Anbieter offener Immobilienfonds können auf ein entschärftes Anlegerschutzgesetz hoffen. Ein bisher vorgesehener Bewertungsabschlag sei wieder vom Tisch, heißt es. Bewegung gebe es auch bei der Kündigungsfrist.

          Anbieter offener Immobilienfonds können auf ein deutlich entschärftes Anlegerschutzgesetz hoffen. Nach Angaben aus Bundesregierung und Koalition vom Donnerstag ist ein bisher vorgesehener Bewertungsabschlag von zehn Prozent auf die Verkehrswerte ihres Immobilienvermögens wieder vom Tisch.

          Auch die Kündigungsfrist für Erstanleger von zwei Jahren dürfte kürzer ausfallen als bisher von der Branche befürchtet. Streit gibt es allerdings noch innerhalb der Regierung, wie stark geschlossene Fonds künftig kontrolliert werden sollen.

          Bewertungsabschlag ist vom Tisch

          Ein erster Gesetzentwurf hatte in der Fondsbranche helle Aufregung ausgelöst. Er sah vor, dass die Anleger künftig frühestens nach zwei Jahren ihre Anteile verkaufen können und eine ebenso lange Kündigungsfrist einhalten müssen. Zudem sollten Fonds mit einem um zehn Prozent reduzierten Wert ihrer Immobilien kalkulieren, um Anleger vorsorglich vor Einbußen durch spätere Abwertungen des Verkehrswertes zu schützen.

          In der Bundesregierung hieß es, nach derzeitigem Stand der Abstimmungen in der Bundesregierung werde der Abschlag wieder gestrichen. „Das kommt wohl nicht“, sagte auch ein Finanzexperte einer Koalitionsfraktion. Zuvor hatte die „Börsen-Zeitung“ berichtet, die Bundesregierung lenke in der Frage ein. Nach Bekanntwerden der Pläne hatten viele Anleger Geld aus den offenen Immobilienfonds abgezogen. Daraufhin setzten eine Reihe von Fonds die Rücknahme von Anteilen vorübergehend aus.
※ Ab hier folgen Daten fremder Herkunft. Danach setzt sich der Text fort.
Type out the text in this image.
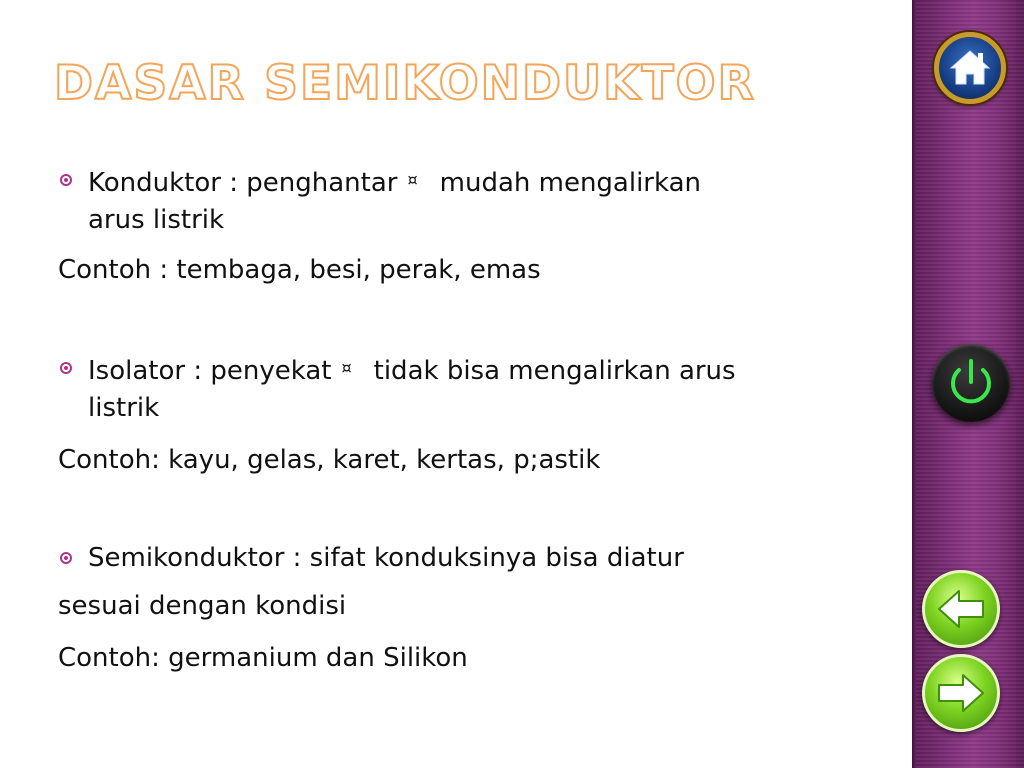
DASAR SEMIKONDUKTOR
Konduktor : penghantar ¤ mudah mengalirkan
arus listrik
Contoh : tembaga, besi, perak, emas
Isolator : penyekat ¤ tidak bisa mengalirkan arus
listrik
Contoh: kayu, gelas, karet, kertas, p;astik
Semikonduktor : sifat konduksinya bisa diatur
sesuai dengan kondisi
Contoh: germanium dan Silikon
          Der Präsident des Branchenverbandes BVI, Thomas Neiße, sagte der „Börsen-Zeitung“, er habe den Eindruck gewonnen, dass sich das Bundesfinanzministerium sehr ernsthaft mit den Argumenten der Branche auseinandersetze. In Koalitionskreisen hieß es, Bewegung gebe es auch bei der Kündigungsfrist. Hier zeichne sich ab, dass sie von 24 auf etwa zwölf Monate verkürzt werde. In Regierungskreisen wurden solche Überlegungen bestätigt.

          Bewegung auch bei der Kündigungsfrist

          Ob der überarbeitete Gesetzentwurf aber tatsächlich wie geplant kommende Woche vom Kabinett verabschiedetet werden kann, steht noch nicht fest. In der Koalition hieß es, Finanz- und Wirtschaftsministerium stritten heftig über den Umgang mit geschlossenen Fonds, die typischerweise Schiffe, Energieprojekte oder Flugzeuge finanzieren. Nach Angaben des Fonds-Verbandes VGF haben sie derzeit mehr als 160 Milliarden Euro investiert. Sie werden bisher allerdings kaum vom Staat beaufsichtigt.

          Das Finanzministerium will das ändern und die Fonds als Wertpapiere einstufen. Mit weitreichenden Folgen: Sie dürften nur von speziell qualifizierten Beratern vertrieben werden. Zudem soll die Börsenaufsicht BaFin die Prospekte prüfen. Die Emittenten müssten zudem eine Risiko- und Liquiditätssteuerung einführen. Die Branche fürchtet, diese Anforderungen würden zu einem Massensterben unter den kleinen Anbietern führen. Dem Wirtschaftsministerium würde es deshalb reichen, wenn die Fonds unter die Gewerbeordnung fallen. Für Verkäufer sollten dann die gleichen Vorschriften gelten wie für Versicherungsvermittler.